Getting Better Data – Greenwich CAMHS, Greenwich CYP IAPT Partnership

This article describes four areas of success improving data quality; why and how.  It goes on to outline continuing challenges.


The first area of success has been collecting measures at assessments (probably ~85% for the year 2014-2015).  I think some of the reasons for this are:

  • There is now clear guidance from Team Manager’s that it’s EXPECTED (not “suggested” or “encouraged”) that the measures are done at all first assessments unless there are extenuating circumstances.  Increasingly the culture is that is a mandatory requirement. The idea of mandatory requirements has been consolidated through CQUIN’s on gaol based measures which highlight the importance of using measures in CAMHS standard clinical practice. We have seen a progression in incorporating measures into case discussion.
  • In some teams sending the measures out to families in advance of their appointments seems to work very well, as they often come with them completed. Some clinician’s have found it clinical meaningful to score up the RCADS and SDQ at the start of the initial assessment to help determine the clinical level of difficulties.
  • The measures fit well as part of the “Choice” appointment within the CAPA model, which is used in the generic team which sees the most cases
  • The Assistants have had to be robust about chasing clinicians to do missing time one measures particularly given recent high staff turnover and high caseloads. We have found that this is important at the beginning to support clinicians learning and remembering to do measures but, this can only stand as a short term solution and then a longer term protocol instituted.
  • Training at all levels of the organisation and within all teams has been important in establishing the culture of using measures. Additionally the role of supervisor in facilitating the use of measures has been essential and UPromise training for lead supervisors has helped to support this.


The second area of success has been in collecting review/discharge measures (increased from a minimal amount to ~50% of cases seen in 2014-2015).

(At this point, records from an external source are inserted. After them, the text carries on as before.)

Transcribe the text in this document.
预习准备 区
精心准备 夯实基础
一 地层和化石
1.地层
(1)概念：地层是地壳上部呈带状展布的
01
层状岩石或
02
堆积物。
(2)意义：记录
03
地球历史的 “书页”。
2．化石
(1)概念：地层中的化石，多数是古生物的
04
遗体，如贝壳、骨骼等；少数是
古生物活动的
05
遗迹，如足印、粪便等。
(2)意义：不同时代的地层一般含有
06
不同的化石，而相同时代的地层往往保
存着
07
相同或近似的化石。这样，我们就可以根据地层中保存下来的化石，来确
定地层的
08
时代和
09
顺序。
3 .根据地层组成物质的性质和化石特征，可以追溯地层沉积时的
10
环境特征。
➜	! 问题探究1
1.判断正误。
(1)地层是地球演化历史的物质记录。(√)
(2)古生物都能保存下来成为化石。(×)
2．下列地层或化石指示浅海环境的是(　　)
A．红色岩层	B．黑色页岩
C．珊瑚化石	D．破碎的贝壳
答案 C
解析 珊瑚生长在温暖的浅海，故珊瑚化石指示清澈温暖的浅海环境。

  • Again, support and guidance from Team Managers that this is expected of all clinicians, and forms a part of the clinical work and is not just a “tick-box” exercise
  • The Assistants developing a system to remind clinicians when it’s been approx. six months since Initial Assessment or last full review – the reminders are then sent via the Team Managers giving them more “weight”. Clinicians report that this is helpful – however, it’s quite an imprecise method and requires a lot of input to maintain (keeping a local “tracking spreadsheet”) so could definitely be improved
  • Use of measures as part of referrals within teams to other disciplines and between teams


A third area of success has been an increase in use of session by session measures – What has worked is:

  • Clinicians who have been on the CYP-IAPT training make up a disproportionately large proportion of the good and meaningful use of session-by-session measures . The training clearly greatly develops their understanding and use of
  • Ongoing training/guidance through meeting with Assistants and team training slots have helped.
  • In the absence of an IT system which can easily storage and allow clinicians access to session measures we continue to work on systems around to facilitate clinicians use of them in their therapeutic practice while and at the same time allowing assistant psychologists easy access for data entry.

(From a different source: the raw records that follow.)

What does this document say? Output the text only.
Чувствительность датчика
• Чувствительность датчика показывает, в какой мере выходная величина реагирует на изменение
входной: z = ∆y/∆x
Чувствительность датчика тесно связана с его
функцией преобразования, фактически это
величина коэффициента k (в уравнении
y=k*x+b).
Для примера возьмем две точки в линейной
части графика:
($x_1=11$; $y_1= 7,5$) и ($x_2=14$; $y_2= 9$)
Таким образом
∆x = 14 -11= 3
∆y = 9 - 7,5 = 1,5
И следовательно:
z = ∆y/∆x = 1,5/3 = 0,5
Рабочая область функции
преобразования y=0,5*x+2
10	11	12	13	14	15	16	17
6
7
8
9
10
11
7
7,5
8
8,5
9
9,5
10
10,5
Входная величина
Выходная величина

A fourth area of success is that we now understand more clearly what kind of outcomes the CYP-IAPT quarterly reports are looking for (e.g. making sure that cases are closed; which measures can be “paired”; what “counts” and “doesn’t count” in the different tables).  Some of the guidance for this has come from Central IAPT, but a lot has come about through (painful at times!) trial and error.  In relation to specific variables that Greenwich CAMHS has improved their data return e.g. type of clinician (i.e. CYP IAPT trained, or not), referral source, completion of current view,  the key has been paying attention to exactly what’s in the quarterly reports and making sure that data is going on CODE.  Some of this data is cross matched with RIO by assistant psychologist’s and they also have a printed list of what profession all the clinicians are and whether they’re IAPT trained.

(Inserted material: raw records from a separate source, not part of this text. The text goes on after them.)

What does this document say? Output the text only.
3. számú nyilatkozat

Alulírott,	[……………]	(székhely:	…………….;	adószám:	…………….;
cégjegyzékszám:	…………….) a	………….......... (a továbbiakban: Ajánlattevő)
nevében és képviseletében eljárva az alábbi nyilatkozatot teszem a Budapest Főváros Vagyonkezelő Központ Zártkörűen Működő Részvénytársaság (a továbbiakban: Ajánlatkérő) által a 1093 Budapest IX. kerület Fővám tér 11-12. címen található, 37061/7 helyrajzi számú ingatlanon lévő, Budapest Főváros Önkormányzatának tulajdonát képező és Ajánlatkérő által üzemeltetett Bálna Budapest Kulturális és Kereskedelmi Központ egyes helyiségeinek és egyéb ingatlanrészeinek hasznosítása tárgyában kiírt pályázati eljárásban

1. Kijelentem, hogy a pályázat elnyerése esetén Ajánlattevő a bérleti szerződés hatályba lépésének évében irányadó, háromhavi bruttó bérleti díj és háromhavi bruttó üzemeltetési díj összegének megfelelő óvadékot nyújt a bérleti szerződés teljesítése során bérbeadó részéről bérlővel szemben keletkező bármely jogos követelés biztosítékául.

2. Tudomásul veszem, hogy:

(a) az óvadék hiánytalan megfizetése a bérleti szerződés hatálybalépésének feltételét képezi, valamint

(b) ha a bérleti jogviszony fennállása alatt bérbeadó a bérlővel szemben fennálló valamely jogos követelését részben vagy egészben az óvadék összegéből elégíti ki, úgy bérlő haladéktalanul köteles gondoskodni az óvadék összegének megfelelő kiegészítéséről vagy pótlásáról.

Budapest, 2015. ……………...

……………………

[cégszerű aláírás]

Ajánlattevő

Briefly, what’s still not working is:

  • Having to maintain one IT system for clinical records and one for routine outcome measures means there is constantly a “split” between clinical and “data” uses of the measures, which is hindering them being fully integrated into normal practice
  • This also means that the whole system is reliant on Assistant Psychologists to maintain the “data side of things”, but this is getting increasingly unsustainable as the quantity of measures being used increases
  • Likewise, the administration side of keeping up with photocopying measures, storing completed measures etc. is also becoming increasingly unsustainable on a limited amount of Assistant Psychologist time
  • Very unclear still how applicable the measures are for specialist CAMHS teams, though increasingly clear that some are definitely NOT suitable (e.g. measures for LD team)
  • Ongoing challenge of bringing more established clinicians used to working in the “old ways” on board – much more difficult than with newer or more recently qualified clinicians!